Семь глав «Благоволительниц» обозначены музыкальными терминами – «Токката», «Аллеманда», «Менуэт» и т.п. Макс Ауэ – изысканный меломан и знаток русской литературы. Под крики женщин, истошный плач детей, шквал пуль, передёргивание затворов, пытается сохранить в себе аллеманды любимого Баха. Он рассуждает о Пушкине, Лермонтове, Достоевском, Льве Толстом, роман наполнен реминисценциями из русской культуры. Его самоотождествление с Печориным размывает действительность, - в ирреальном сумраке Макс реально вызывает на дуэль эсэсовца, лютующего над беззащитными евреями. Аллеманды поглощает куранта – огневой движущийся Сталинград, где интеллектуальная беседа с пленным советским офицером сменится тяжелейшим ранением героя, - так вступают ритмические группировки жанра. Затем врывается сарабанда, суровая и мрачная, то медленная, то стремительная, там, где Макс топором зарубит мать и отчима. В финале он второй раз возьмет топор, зарубив своего друга, преданного Томаса.
Наступит жига, которая обычно звучит в финале сюиты. Конец войны, массированное наступление советских и союзных войск. Берлин разрушен, страдания и отчаяние его жителей. Закончились посиделки в уютных кафе, пирожные и горячая ванна. Немецкие дети кричат над телами убитых матерей, беременные немки погибают с плодом во чреве. По полям разрушенной Германии бегают стайки немецких подростков, мальчики и девочки, - как символ безумия, фашистского краха. Их предводитель орёт в консервную банку слова верности фюреру, будучи уверенным, что тот его слышит. Вооружённые дубинами и кольями, они нападают на советских солдат, доверчиво подающих им хлеб. Мальчики насилуют девочек, некоторые из них уже беременны. Быстрый финал в ритме жиги – к безнадёжности.

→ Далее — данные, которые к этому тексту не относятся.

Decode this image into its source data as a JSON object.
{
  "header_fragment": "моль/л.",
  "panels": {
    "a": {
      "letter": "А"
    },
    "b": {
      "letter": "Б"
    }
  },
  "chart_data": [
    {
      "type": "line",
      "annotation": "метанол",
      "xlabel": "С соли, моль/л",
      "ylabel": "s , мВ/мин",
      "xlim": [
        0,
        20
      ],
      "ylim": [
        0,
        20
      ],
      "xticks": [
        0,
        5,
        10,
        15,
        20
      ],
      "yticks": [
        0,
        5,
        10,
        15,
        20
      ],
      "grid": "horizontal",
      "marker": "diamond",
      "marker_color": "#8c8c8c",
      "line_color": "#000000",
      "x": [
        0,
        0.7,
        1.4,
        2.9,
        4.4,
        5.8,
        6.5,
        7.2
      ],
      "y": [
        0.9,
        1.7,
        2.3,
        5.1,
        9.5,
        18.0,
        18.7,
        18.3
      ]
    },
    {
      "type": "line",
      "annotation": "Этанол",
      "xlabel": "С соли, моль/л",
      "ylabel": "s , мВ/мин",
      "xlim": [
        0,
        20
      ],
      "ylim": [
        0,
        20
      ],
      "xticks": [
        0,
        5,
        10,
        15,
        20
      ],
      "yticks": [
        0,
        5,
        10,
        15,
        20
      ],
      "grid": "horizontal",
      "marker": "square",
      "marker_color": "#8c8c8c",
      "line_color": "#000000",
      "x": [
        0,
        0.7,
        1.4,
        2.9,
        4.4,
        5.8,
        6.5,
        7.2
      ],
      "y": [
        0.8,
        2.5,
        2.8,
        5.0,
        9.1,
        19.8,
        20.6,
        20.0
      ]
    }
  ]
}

Композиция романа – неразделяемый язык рассказчика-эсэсовца и язык писателя. Описываемый кошмар полон гротеска, весь текст – нескончаемый звук, сменяемый разными ритмами, - фанфарное вступление токкаты, вальяжность менуэта, одинокий напев, граничащий с безумием. Приступы психопатии, головной боли, бесконечной рвоты, периодические мучительные сны-предсказания – последствия извращенной идеологии, из которой нет выхода: нацисты действуют как верные солдаты гитлеровского рейха.
Джонатан Литтелл пытается исследовать природу зла и ее связь с идеологией государства, подминающей под себя, безоговорочно себе подчиняющей самых разных людей. «Благоволительницы» невозможно оценить однозначно, роман требует от читателя ассоциативного мышления и вдумчивого анализа.